Transcatheter aortic valve implantation (TAVI):Indications and Contraindications



This new approach for the treatment of symptomatic patients with severe aortic stenosis (AS) has been shown to be feasible and safe in patients at very high or prohibitive surgical risk. 



The following are indications for Aortic Valve Replacement (AVR) for severe Aortic Stenosis that apply to either surgical aortic valve replacement (SAVR) or transcatheter aortic valve implantation (TAVI):


  • AVR is recommended for patients with severe high-gradient AS who have symptoms by history or on exercise testing (stage D1).
  • AVR is suggested in symptomatic patients with low-flow/low-gradient severe AS with reduced left ventricular ejection fraction (LVEF; stage D2) with a low-dose dobutamine stress study that shows an aortic velocity ≥4.0 m/s (or mean pressure gradient ≥40 mmHg) with a valve area ≤1.0 cmat any dobutamine dose.
  • AVR is suggested in symptomatic patients who have low-flow/low-gradient severe AS (stage D3) who are normotensive and have an LVEF ≥50 percent if clinical, hemodynamic, and anatomic data support valve obstruction as the most likely cause of symptoms.
The following are indications for AVR for severe AS that apply only to SAVR:
  • AVR is recommended for asymptomatic patients with severe AS (stage C2) and LVEF < 50 percent.
  • AVR is suggested (weak recommendation) in asymptomatic patients (stage C1) with severe AS and decreased exercise tolerance or an exercise fall in blood pressure.

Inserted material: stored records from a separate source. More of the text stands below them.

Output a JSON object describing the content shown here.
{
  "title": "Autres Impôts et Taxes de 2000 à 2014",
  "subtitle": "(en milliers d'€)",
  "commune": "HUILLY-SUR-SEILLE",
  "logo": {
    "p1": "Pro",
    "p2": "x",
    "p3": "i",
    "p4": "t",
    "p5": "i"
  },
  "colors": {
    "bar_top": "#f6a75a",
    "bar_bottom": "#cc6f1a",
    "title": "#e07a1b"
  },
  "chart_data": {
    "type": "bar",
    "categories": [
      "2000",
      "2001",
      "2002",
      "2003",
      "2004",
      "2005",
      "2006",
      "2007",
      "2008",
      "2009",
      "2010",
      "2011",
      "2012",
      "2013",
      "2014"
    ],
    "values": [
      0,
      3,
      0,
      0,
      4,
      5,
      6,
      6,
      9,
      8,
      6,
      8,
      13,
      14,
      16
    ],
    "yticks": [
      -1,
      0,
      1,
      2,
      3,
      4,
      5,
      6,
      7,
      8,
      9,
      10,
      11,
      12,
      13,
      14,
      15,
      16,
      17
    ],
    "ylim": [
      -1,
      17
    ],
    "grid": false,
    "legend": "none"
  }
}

  See below indications and contraindications for TAVI.
The recommendations produced by European and American guidelines are rather similar. Both sets of guidelines indicate that a decision should be made by the multidisciplinary Heart Team. TAVI should only be performed in hospitals with cardiac surgery on-site. 




Contraindications for TAVI.

Absolute contraindications include the absence of a Heart Team and no cardiac surgery on-site, appropriateness of TAVI not confirmed by the Heart Team, estimated life expectancy < 1 year, comorbidity suggesting lack of improvement of quality of life, inadequate annulus size ( < 18 mm, > 29 mm), active endocarditis, symmetric valve calcification, short distance between the annulus and the coronary ostium, and plaques with mobile thrombi in the ascending aorta.


Relative contraindications include inadequate vascular access for transfemoral or subclavian approach (such patients could be treated from the transapical approach), bicuspid valve (no longer applicable), haemodynamic instability, and severe LV dysfunction.